The story doesn't exactly make this clear. Here is what it says: “The new take centers on two couples,” says the THR story, “best friends and neighbors like the original, who contend with a new dynamic when one couple remarries after divorcing four years earlier.”Whether the new “Honeymooners” intends to have four or six core characters, this divorce backstory would seem to run counter to the point of the show in the first place.
The original was always about these two couples who are long married (15 years for the Kramdens) but are still “honeymooners,” in a way.
Yes, they encounter strife in their marriages, but in the end they find that they still love each other much like they did when they were first married. A divorce? On “The Honeymooners”? Alas, is nothing sacred?
Sure, it’s only television -- a medium that has never seemed overly concerned about the integrity of its heritage. And it's not as if the making of this new “Honeymooners” will somehow subsume the original.

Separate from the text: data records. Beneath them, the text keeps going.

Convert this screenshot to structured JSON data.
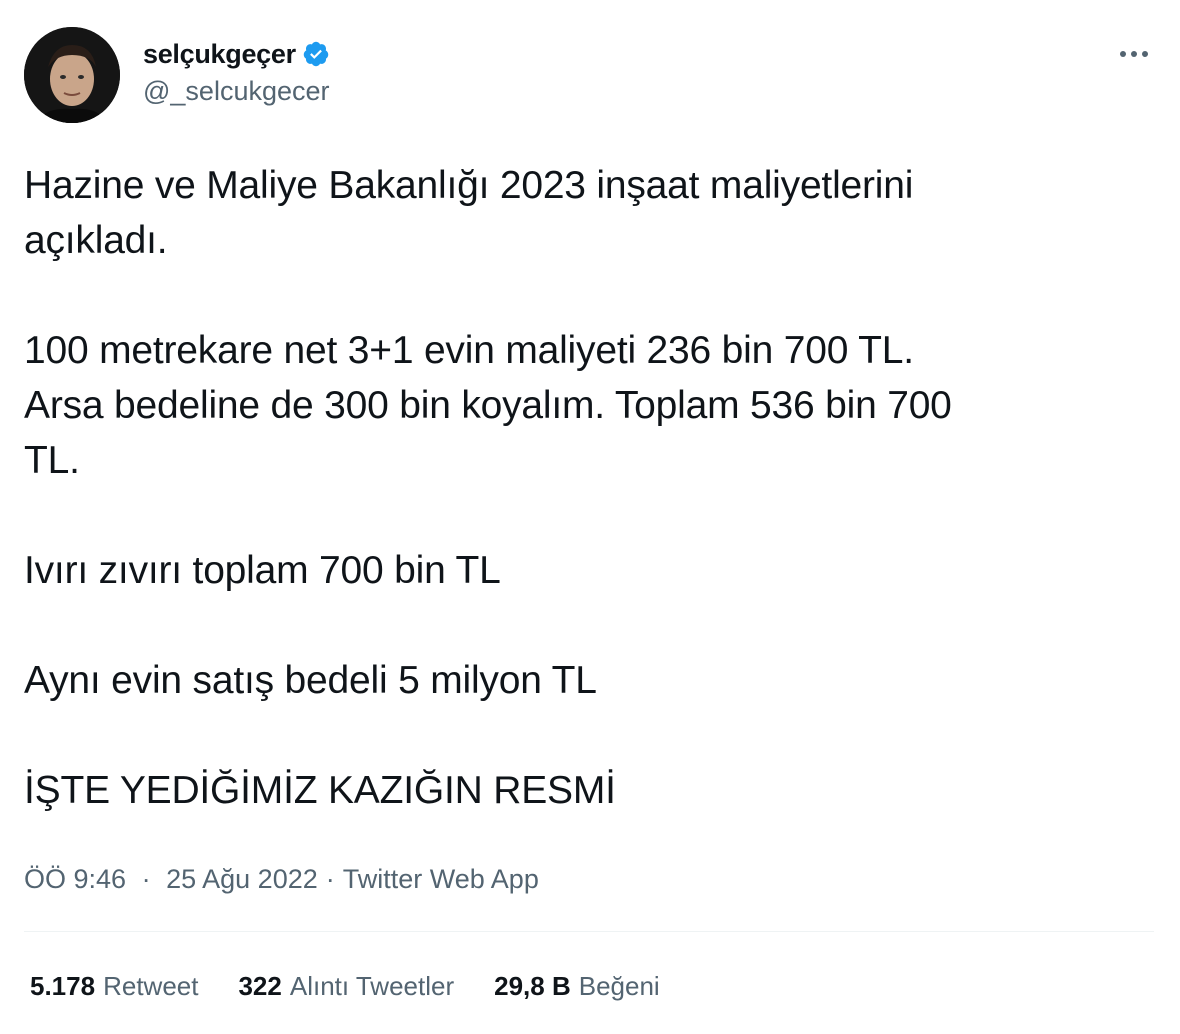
{
  "author": {
    "display_name": "selçukgeçer",
    "handle": "@_selcukgecer",
    "verified": true,
    "verified_icon": "verified-badge-icon",
    "avatar_icon": "avatar-photo"
  },
  "tweet": {
    "paragraphs": [
      [
        "Hazine ve Maliye Bakanlığı 2023 inşaat maliyetlerini",
        "açıkladı."
      ],
      [
        "100 metrekare net 3+1 evin maliyeti 236 bin 700 TL.",
        "Arsa bedeline de 300 bin koyalım. Toplam 536 bin 700",
        "TL."
      ],
      [
        "Ivırı zıvırı toplam 700 bin TL"
      ],
      [
        "Aynı evin satış bedeli 5 milyon TL"
      ],
      [
        "İŞTE YEDİĞİMİZ KAZIĞIN RESMİ"
      ]
    ]
  },
  "meta": {
    "time": "ÖÖ 9:46",
    "date": "25 Ağu 2022",
    "source": "Twitter Web App",
    "separator": "·"
  },
  "stats": {
    "retweets": {
      "value": "5.178",
      "label": "Retweet"
    },
    "quotes": {
      "value": "322",
      "label": "Alıntı Tweetler"
    },
    "likes": {
      "value": "29,8 B",
      "label": "Beğeni"
    }
  },
  "colors": {
    "text": "#0f1419",
    "secondary": "#536471",
    "verified": "#1d9bf0",
    "divider": "#eff3f4"
  },
  "icons": {
    "more": "more-horizontal-icon"
  }
}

“The Honeymooners” -- the real one from 1955-56 whose episodes are known as “the classic 39” -- can still be seen everywhere. In New York, they’re still seen on WPIX/Ch. 11. They’re seen on MeTV and, as I discovered Friday morning, entire episodes of the show are readily available on YouTube.

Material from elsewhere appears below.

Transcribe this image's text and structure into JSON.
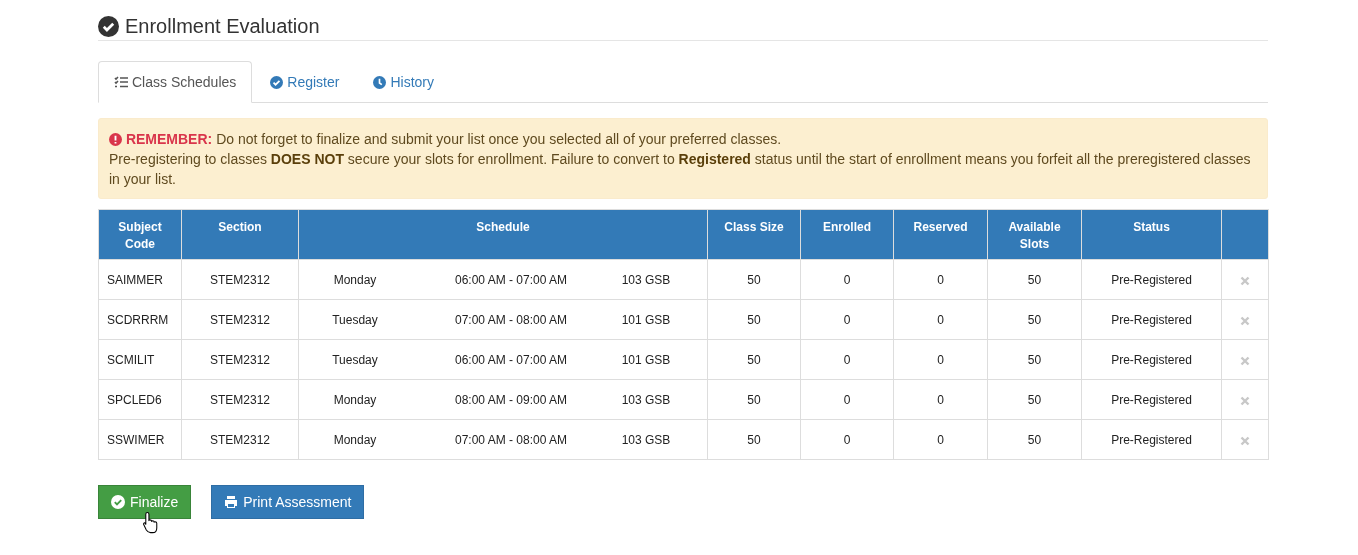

In fact, the ubiquity of the original -- along with the apparent affection that exists for it -- raises the question: Why remake “The Honeymooners” at all? To see how some present-day actors might do in the roles of Ralph and Alice Kramden, and Ed and Trixie Norton?
It should be noted here that a “Honeymooners” movie was made in 2005 starring Cedric the Entertainer as Ralph and Mike Epps as Ed Norton. The movie came and went and was soon forgotten.
That stands in stark contrast to the original show, which has stuck around for 60 years. Maybe the lesson of the movie was that no one really wants to see anyone standing in for Jackie Gleason or Art Carney in the roles of Ralph and Ed.
It is not a unique opinion -- but rather one that is widely held -- that their performances are among the finest and most timeless ever delivered on television.
That is especially true of Gleason, who in his prime was one of the most electrifying performers of his era. (Book recommendation: If you can find the 1992 biography titled “The Great One: The Life and Legend of Jackie Gleason” by the late William A. Henry III, then buy it. It is one of the best show business biographies ever written.)
One reason the idea of a “reboot” for a show like “The Honeymooners” is so unsettling is because of what the word “reboot” would seem to imply. One of the joys of the old “Honeymooners” is how spare the whole thing is. About 90 percent of the show takes places in the homely front room of the Kramden’s Brooklyn apartment, consisting of a dresser, table and chairs, an icebox, sink, window and grimy walls.
So what would a reboot do? Redecorate the Kramden’s apartment? Outfit it with modern-day gadgets? Instead of Alice pining for a telephone to be installed in the apartment, will we have an episode in which she begs Ralph for a new smartphone?
To borrow a phrase from the robot in “Lost in Space,” the whole thing does not compute.